Agriculture

COVID-19: Bihar's standing rabi wheat, maize under lockdown

Delay in harvesting standing crops of wheat and maize on over 7 million ha in Bihar will be disastrous for farmers     

 
By Umesh Kumar Ray
Last Updated: Tuesday 31 March 2020

The 21-day nationwide lockdown invoked by Prime Minister Narendra Modi in response to the novel coronavirus disease pandemic (COVID-19) has delayed the harvest of rabi crops across the country. In Bihar, standing crops of wheat and maize over more than 7 million hectares (ha) are under threat.

Bihar has about 7.9 million ha under cultivation.

Small and marginal farmers — owning less than a hectare — are most at risk. More than 90 per cent of the state's landholdings are with them.

Surendra Ram of Nalanda district is one such farmer. He had cultivated wheat on his 0.3 ha farm this rabi season. Despite the untimely heavy rain in March, which caused substantial damage to his standing crops, he was hopeful of being able to at least recover his input costs. The lockdown has destroyed that possibility.

“The grains are falling off but it is difficult to even go out to the farm,” Ram said. There is still some time for the maize crop to be ready, but if the lockdown is extended, that crop will be lost too, he added.

There are millions like Ram in Bihar. Overall, farmers have sown wheat on 2.1 million hectare (ha) in the state while maize crops stand on 4.9 million ha.

Ram said it cost Rs 2,500-3,000 to cultivate a bigha (0.3 ha) while the figure for maize is Rs 1,500. Even at the lower limits, at least Rs 4,500 crore invested in wheat and maize is in danger of being lost.

The government has allocated Rs 518.42 crore as compensation to farmers for the 0.3 million ha crops destroyed in 23 districts due to hail and rain in the first two weeks of March. Farmers will also be compensated with Rs 13,500 per hectare (for a maximum of 2 ha) if 33 per cent or more crops have been damaged. But this does not cover the losses farmers will incur if the rabi crop is not harvested and sold.

The unavailability of labourers has aggravated the problem. Pranav Shahi, who has grown red lentil (masoor) on his 22 ha farmland in Mokama Taal town of Patna district, estimates that about 70,000 ha in the city is under masoor cultivation and the crop is ready.

“Since the police is not allowing tractor-trolleys to move freely, farmers are scared to harvest.

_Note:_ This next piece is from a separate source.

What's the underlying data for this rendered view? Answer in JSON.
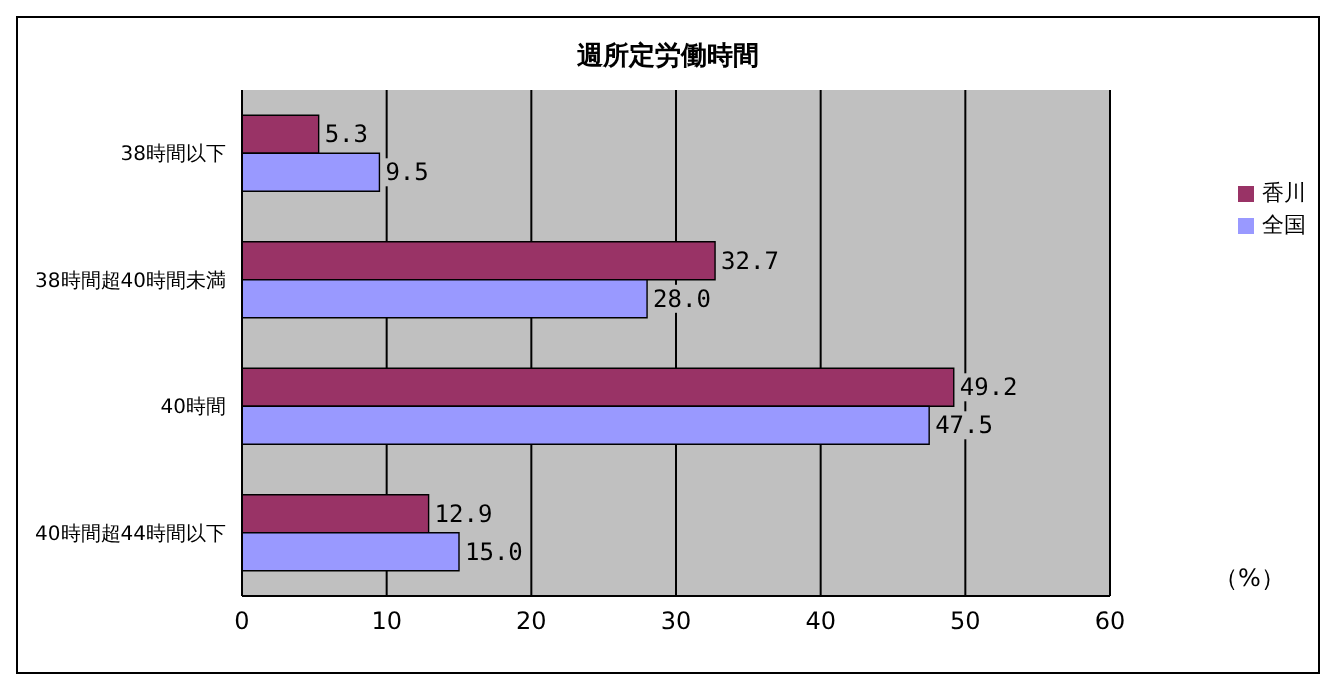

On March 28, the government issued a press release that stated, “Farmers and farms labourers have been kept out of the lockdown to do agricultural activities.”

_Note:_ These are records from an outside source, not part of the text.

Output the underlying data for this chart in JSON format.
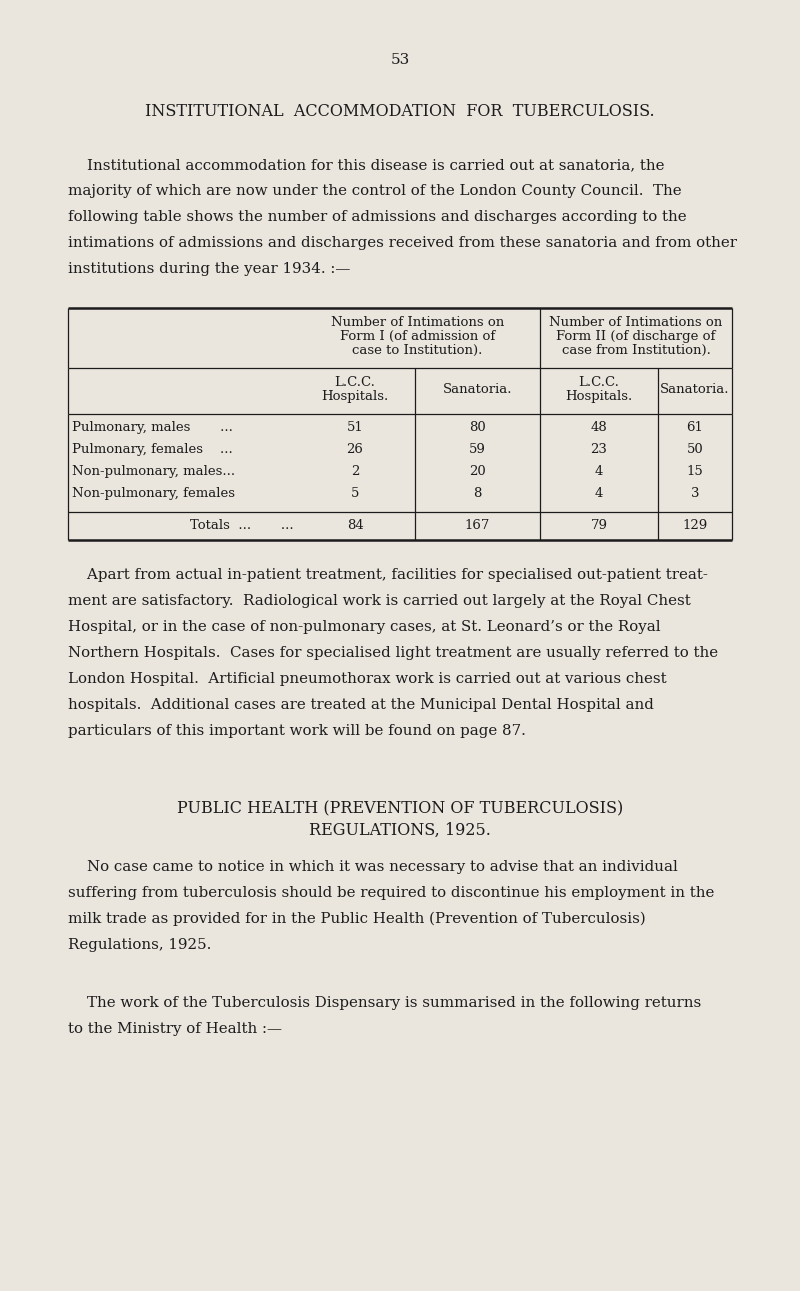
{
  "page_number": "53",
  "bg_color": "#eae6de",
  "text_color": "#1c1c1c",
  "title": "INSTITUTIONAL  ACCOMMODATION  FOR  TUBERCULOSIS.",
  "para1_lines": [
    "    Institutional accommodation for this disease is carried out at sanatoria, the",
    "majority of which are now under the control of the London County Council.  The",
    "following table shows the number of admissions and discharges according to the",
    "intimations of admissions and discharges received from these sanatoria and from other",
    "institutions during the year 1934. :—"
  ],
  "table": {
    "form1_header": [
      "Number of Intimations on",
      "Form I (of admission of",
      "case to Institution)."
    ],
    "form2_header": [
      "Number of Intimations on",
      "Form II (of discharge of",
      "case from Institution)."
    ],
    "col_header_bottom": [
      "L.C.C.\nHospitals.",
      "Sanatoria.",
      "L.C.C.\nHospitals.",
      "Sanatoria."
    ],
    "rows": [
      [
        "Pulmonary, males       ...",
        "51",
        "80",
        "48",
        "61"
      ],
      [
        "Pulmonary, females    ...",
        "26",
        "59",
        "23",
        "50"
      ],
      [
        "Non-pulmonary, males...",
        "2",
        "20",
        "4",
        "15"
      ],
      [
        "Non-pulmonary, females",
        "5",
        "8",
        "4",
        "3"
      ]
    ],
    "totals_label": "Totals  ...       ...",
    "totals_values": [
      "84",
      "167",
      "79",
      "129"
    ]
  },
  "para2_lines": [
    "    Apart from actual in-patient treatment, facilities for specialised out-patient treat-",
    "ment are satisfactory.  Radiological work is carried out largely at the Royal Chest",
    "Hospital, or in the case of non-pulmonary cases, at St. Leonard’s or the Royal",
    "Northern Hospitals.  Cases for specialised light treatment are usually referred to the",
    "London Hospital.  Artificial pneumothorax work is carried out at various chest",
    "hospitals.  Additional cases are treated at the Municipal Dental Hospital and",
    "particulars of this important work will be found on page 87."
  ],
  "section_title1": "PUBLIC HEALTH (PREVENTION OF TUBERCULOSIS)",
  "section_title2": "REGULATIONS, 1925.",
  "para3_lines": [
    "    No case came to notice in which it was necessary to advise that an individual",
    "suffering from tuberculosis should be required to discontinue his employment in the",
    "milk trade as provided for in the Public Health (Prevention of Tuberculosis)",
    "Regulations, 1925."
  ],
  "para4_lines": [
    "    The work of the Tuberculosis Dispensary is summarised in the following returns",
    "to the Ministry of Health :—"
  ]
}
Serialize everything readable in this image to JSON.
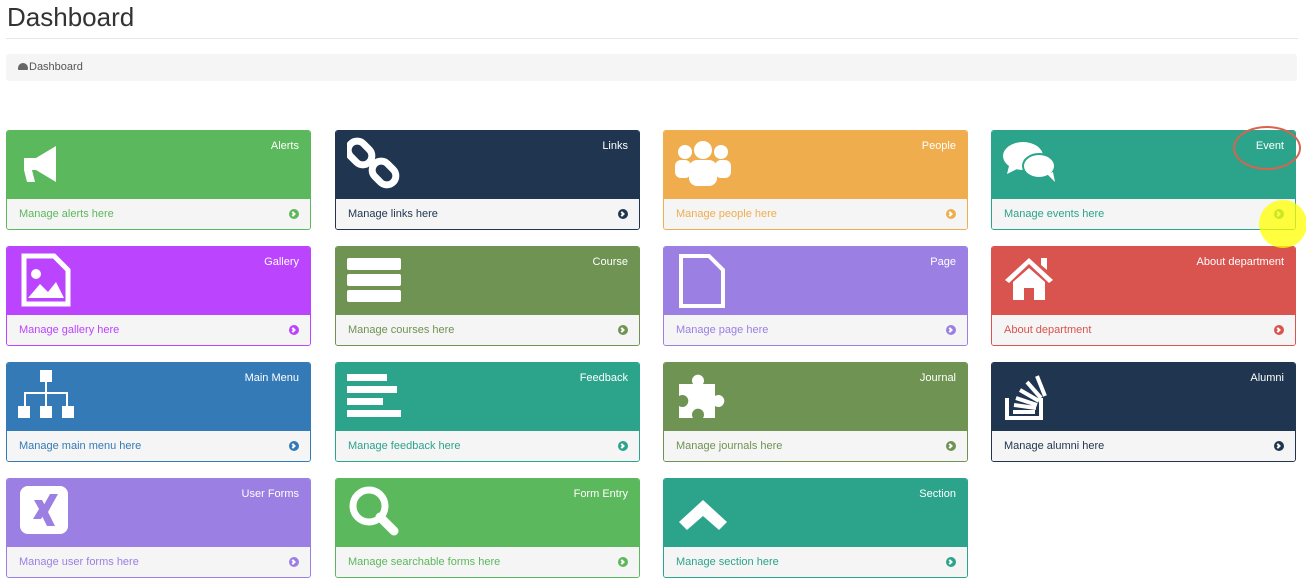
{
  "page": {
    "title": "Dashboard",
    "breadcrumb": "Dashboard",
    "breadcrumb_icon": "dashboard-gauge-icon"
  },
  "cards": [
    {
      "title": "Alerts",
      "link": "Manage alerts here",
      "icon": "bullhorn",
      "color": "#5cb85c"
    },
    {
      "title": "Links",
      "link": "Manage links here",
      "icon": "chain",
      "color": "#1f3550"
    },
    {
      "title": "People",
      "link": "Manage people here",
      "icon": "users",
      "color": "#f0ad4e"
    },
    {
      "title": "Event",
      "link": "Manage events here",
      "icon": "comments",
      "color": "#2ba48b"
    },
    {
      "title": "Gallery",
      "link": "Manage gallery here",
      "icon": "file-image",
      "color": "#bb44ff"
    },
    {
      "title": "Course",
      "link": "Manage courses here",
      "icon": "server",
      "color": "#6f9352"
    },
    {
      "title": "Page",
      "link": "Manage page here",
      "icon": "file",
      "color": "#9b7fe3"
    },
    {
      "title": "About department",
      "link": "About department",
      "icon": "home",
      "color": "#d9534f"
    },
    {
      "title": "Main Menu",
      "link": "Manage main menu here",
      "icon": "sitemap",
      "color": "#337ab7"
    },
    {
      "title": "Feedback",
      "link": "Manage feedback here",
      "icon": "align-left",
      "color": "#2ba48b"
    },
    {
      "title": "Journal",
      "link": "Manage journals here",
      "icon": "puzzle",
      "color": "#6f9352"
    },
    {
      "title": "Alumni",
      "link": "Manage alumni here",
      "icon": "stack-overflow",
      "color": "#1f3550"
    },
    {
      "title": "User Forms",
      "link": "Manage user forms here",
      "icon": "xing",
      "color": "#9b7fe3"
    },
    {
      "title": "Form Entry",
      "link": "Manage searchable forms here",
      "icon": "search",
      "color": "#5cb85c"
    },
    {
      "title": "Section",
      "link": "Manage section here",
      "icon": "chevron-up",
      "color": "#2ba48b"
    }
  ]
}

It also stated that, “Farmers can move agricultural equipments from one place to another.” But this does not seem to have had much impact on the local authorities. “The police continues to harass us,” adds Shahi.

The other major problem is shortage of labourers. Every year, hundreds of thousands of labourers arrive in Mokama Taal from the neighbouring state of Jharkhand, but the lockdown has prevented that this year. Shahi says that he had arranged for labourers to arrive on his farm on March 22, but the government announced ‘Janata curfew’ that day.

He tried again two days later but the three-week lockdown was announced. “If I don’t harvest masoor in a week, the crop could be damaged,” says Shahi.

Sanjay Kumar of Vaishali district is another worried farmer. “I had cultivated potato and wheat. Since the wholesale rates of potato in mandis went down, I am unable to recover my investments, leave alone make profit. Hence, I have yet not sold potato.” He also says that if the situation does not improve, he will face trouble next season.

“The time to harvest wheat is also quickly passing. If I cannot sell it, I’ll have to take a loan to be able to cultivate next season,” says Kumar.